The undeclared ingredient may pose a threat to the consumer because the interaction of the analogue with some prescription drugs (such as nitroglycerin) may lower blood pressure to dangerous levels, the company said. Consumers with diabetes, high blood pressure, high cholesterol, or heart disease often take other prescription drugs. Erectile Dysfunction is a common problem in men with these conditions, and consumers may seek these types of products to enhance sexual performance.

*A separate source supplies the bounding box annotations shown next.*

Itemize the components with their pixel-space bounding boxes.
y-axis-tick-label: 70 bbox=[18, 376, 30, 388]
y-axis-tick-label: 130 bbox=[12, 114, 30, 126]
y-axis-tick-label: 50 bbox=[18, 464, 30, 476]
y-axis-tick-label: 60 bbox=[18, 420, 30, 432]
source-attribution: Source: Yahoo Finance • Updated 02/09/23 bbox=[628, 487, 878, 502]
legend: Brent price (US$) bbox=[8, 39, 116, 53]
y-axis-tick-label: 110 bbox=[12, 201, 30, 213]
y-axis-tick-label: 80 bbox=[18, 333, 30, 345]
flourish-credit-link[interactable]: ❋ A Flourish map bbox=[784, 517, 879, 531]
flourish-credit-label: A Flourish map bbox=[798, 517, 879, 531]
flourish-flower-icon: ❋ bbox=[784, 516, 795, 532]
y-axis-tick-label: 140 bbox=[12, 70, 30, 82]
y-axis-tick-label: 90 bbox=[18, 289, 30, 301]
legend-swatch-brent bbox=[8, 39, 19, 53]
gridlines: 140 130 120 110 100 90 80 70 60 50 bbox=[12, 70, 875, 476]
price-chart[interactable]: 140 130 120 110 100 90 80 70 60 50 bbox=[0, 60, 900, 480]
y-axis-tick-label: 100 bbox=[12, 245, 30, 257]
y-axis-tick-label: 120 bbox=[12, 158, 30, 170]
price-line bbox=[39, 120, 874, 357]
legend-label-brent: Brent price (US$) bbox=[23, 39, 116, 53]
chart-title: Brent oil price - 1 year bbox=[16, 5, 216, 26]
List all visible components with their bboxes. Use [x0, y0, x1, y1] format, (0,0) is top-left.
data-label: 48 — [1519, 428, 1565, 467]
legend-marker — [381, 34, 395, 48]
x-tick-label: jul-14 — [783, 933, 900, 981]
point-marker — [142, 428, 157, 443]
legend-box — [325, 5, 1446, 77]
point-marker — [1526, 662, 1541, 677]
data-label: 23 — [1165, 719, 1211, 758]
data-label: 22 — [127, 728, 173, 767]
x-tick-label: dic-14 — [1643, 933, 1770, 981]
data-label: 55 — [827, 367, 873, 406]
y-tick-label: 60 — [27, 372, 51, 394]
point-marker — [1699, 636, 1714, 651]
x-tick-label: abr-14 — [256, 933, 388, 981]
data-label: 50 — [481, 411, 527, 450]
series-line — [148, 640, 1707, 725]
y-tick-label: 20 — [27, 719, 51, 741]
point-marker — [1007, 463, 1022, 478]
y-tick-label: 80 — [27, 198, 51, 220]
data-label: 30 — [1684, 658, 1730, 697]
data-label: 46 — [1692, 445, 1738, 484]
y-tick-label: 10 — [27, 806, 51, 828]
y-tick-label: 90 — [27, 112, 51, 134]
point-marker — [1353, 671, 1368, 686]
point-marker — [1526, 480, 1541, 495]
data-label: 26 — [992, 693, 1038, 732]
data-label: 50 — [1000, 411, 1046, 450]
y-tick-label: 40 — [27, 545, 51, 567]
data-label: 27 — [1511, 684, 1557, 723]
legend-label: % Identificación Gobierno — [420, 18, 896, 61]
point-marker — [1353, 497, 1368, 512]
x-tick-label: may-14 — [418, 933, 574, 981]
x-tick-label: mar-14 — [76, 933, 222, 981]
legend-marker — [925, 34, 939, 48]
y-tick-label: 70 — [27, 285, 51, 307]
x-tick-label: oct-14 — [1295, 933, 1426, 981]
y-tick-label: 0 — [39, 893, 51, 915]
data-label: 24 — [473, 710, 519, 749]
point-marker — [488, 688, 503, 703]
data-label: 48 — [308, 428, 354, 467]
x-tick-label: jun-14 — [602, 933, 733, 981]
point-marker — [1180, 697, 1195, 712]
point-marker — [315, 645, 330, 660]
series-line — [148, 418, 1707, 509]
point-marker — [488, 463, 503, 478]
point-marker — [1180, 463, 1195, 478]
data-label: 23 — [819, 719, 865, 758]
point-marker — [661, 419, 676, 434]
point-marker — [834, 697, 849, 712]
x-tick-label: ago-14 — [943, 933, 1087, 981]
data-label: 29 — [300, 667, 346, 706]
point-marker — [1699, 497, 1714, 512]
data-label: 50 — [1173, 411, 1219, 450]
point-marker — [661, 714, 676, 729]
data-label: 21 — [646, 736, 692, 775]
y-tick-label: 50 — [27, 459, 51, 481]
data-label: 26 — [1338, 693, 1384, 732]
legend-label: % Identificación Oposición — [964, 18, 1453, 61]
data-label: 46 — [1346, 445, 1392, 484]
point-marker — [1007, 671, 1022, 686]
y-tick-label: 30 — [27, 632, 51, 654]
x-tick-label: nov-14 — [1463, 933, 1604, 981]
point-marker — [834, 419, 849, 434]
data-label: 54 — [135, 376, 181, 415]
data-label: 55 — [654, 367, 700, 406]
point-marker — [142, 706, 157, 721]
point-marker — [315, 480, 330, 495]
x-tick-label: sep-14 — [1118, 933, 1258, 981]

To date, AVNS Inc. and Drive Total Energy are not aware of any reports made to the FDA concerning any adverse effects associated with the use of The Best. In addition, Drive Total Energy and AVNS currently have not received any complaints from its customers. Out of an abundance of caution and concern for the health and welfare of its customers, AVNS is voluntarily notifying our customers of the FDA’s findings.
"We urge consumers who have purchased these products to discontinue their use and return the products to their place of purchase for a full refund," AVNS said in a press release announcing the recall.
Customers with questions can call or email AVNS at email@example.com PST Monday through Friday from 9 a.m. – 4 p.m. for instructions on the return process.
It is the position of AVNS that it did not in any way knowingly or intentionally violate the law with regard to the distribution of these products, the company said.
Adverse reaction or quality problems experienced with the use of this product may be reported to the FDA’s MedWatch Adverse Event Reporting program online, by regular mail, or by fax.
Online: www.fda.gov/MedWatch/report.htm. Regular mail: use postage-paid, pre-addressed Form FDA 3500 available at www.fda.gov/MedWatch/getforms.htm10.
Mail to address on the pre-addressed form; fax: 1-800-FDA-0178.